Unsere Bestrebungen, das Haus dem Land Berlin als "Mietergemeinschaft" in der Form einer Gesellschaft des bürgerlichen Rechts abzukaufen, fanden ein wohlwollendes Echo bei der Senats-Finanzverwaltung. Der damalige Senatsdirektor Theo Rohr beauftragte den zuständigen Bezirksstadtrat Gleitze, ein neues Verkehrswertgutachten einzureichen. Daraufhin vertrat der Finanzstadtrat (und mit ihm natürlich das Grundstücksamt) plötzlich den entgegengesetzten Standpunkt. Es hieß jetzt, der Bezirk werde sich niemals von dem Haus trennen. Das von der Senats-Finanzverwaltung angeforderte neue Verkehrswert-Gutachten wurde nicht erstellt. Auf eine schriftliche Anfrage, die ich im Auftrag der Mieter an Herrn Bezirksstadtrat Gleitze richtete und in der ich um Angabe des Verkehrswertes bat, bekam ich eine sehr patzige Antwort. Ich setzte Herrn Senatsdirektor Rohr von dem Verhalten des Bezirksstadtrates in Kenntnis, worauf dieser sehr ungehalten wurde, dem Bezirksstadtrat einen sehr unfreundlichen Brief schrieb und nun umgehend die Erstellung des Verkehrswert-Gutachtens verlangte. Eine Fotokopie dieses Schriftstückes befindet sich in meinen Unterlagen.

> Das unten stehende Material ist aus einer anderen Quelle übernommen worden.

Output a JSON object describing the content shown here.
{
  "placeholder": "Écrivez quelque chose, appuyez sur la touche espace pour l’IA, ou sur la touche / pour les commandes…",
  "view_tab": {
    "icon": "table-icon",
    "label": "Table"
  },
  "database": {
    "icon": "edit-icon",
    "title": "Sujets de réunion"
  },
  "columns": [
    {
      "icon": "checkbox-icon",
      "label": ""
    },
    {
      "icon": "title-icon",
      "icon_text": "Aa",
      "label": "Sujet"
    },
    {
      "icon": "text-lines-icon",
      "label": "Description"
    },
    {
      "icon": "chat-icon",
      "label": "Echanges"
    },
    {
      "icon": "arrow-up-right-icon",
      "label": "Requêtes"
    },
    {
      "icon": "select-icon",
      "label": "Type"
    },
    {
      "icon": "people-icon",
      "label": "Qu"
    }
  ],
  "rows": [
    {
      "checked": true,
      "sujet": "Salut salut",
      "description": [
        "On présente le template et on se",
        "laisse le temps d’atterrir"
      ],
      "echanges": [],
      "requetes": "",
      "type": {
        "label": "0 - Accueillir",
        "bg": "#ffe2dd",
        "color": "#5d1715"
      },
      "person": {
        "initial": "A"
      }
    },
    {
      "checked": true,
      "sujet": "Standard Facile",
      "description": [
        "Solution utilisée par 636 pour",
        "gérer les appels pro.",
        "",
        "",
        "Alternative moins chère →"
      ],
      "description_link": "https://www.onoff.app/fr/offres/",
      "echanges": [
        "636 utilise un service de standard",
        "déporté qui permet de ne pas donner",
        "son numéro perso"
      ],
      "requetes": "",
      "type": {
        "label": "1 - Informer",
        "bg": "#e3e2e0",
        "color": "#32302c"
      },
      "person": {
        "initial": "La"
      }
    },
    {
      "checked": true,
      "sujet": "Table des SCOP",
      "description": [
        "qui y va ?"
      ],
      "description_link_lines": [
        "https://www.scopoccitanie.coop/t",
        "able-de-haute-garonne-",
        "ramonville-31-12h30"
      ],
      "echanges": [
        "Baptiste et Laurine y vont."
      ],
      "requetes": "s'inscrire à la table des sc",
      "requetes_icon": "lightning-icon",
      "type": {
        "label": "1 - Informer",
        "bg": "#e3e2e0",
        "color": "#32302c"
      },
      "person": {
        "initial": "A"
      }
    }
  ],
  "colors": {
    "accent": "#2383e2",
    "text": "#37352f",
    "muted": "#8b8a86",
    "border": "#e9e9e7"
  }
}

Herr Gleitze dachte jedoch nicht daran, der Aufforderung des Senatsdirektors Rohr Folge zu leisten, sondern ,,mauerte". Inzwischen kam der Zeitpunkt der Wahlen zum Abgeordnetenhaus und zu den Bezirksverordnetenversammlungen heran. Als Folge des Wahlausganges wurde der Senatsdirektor Rohr vorzeitig in den Ruhestand geschickt, wohingegen der Bezirksstadtrat Gleitze auf Grund von Schwierigkeiten bei der Bildung eines neuen Bezirksamtes für Schöneberg noch viele Monate weiter amtierten durfte, so das Hauskaufprojekt weiter blockieren konnte sowie an uns persönlich wegen der Durchkreuzung des Grundstückstauschgeschäfts Rache nehmen konnte.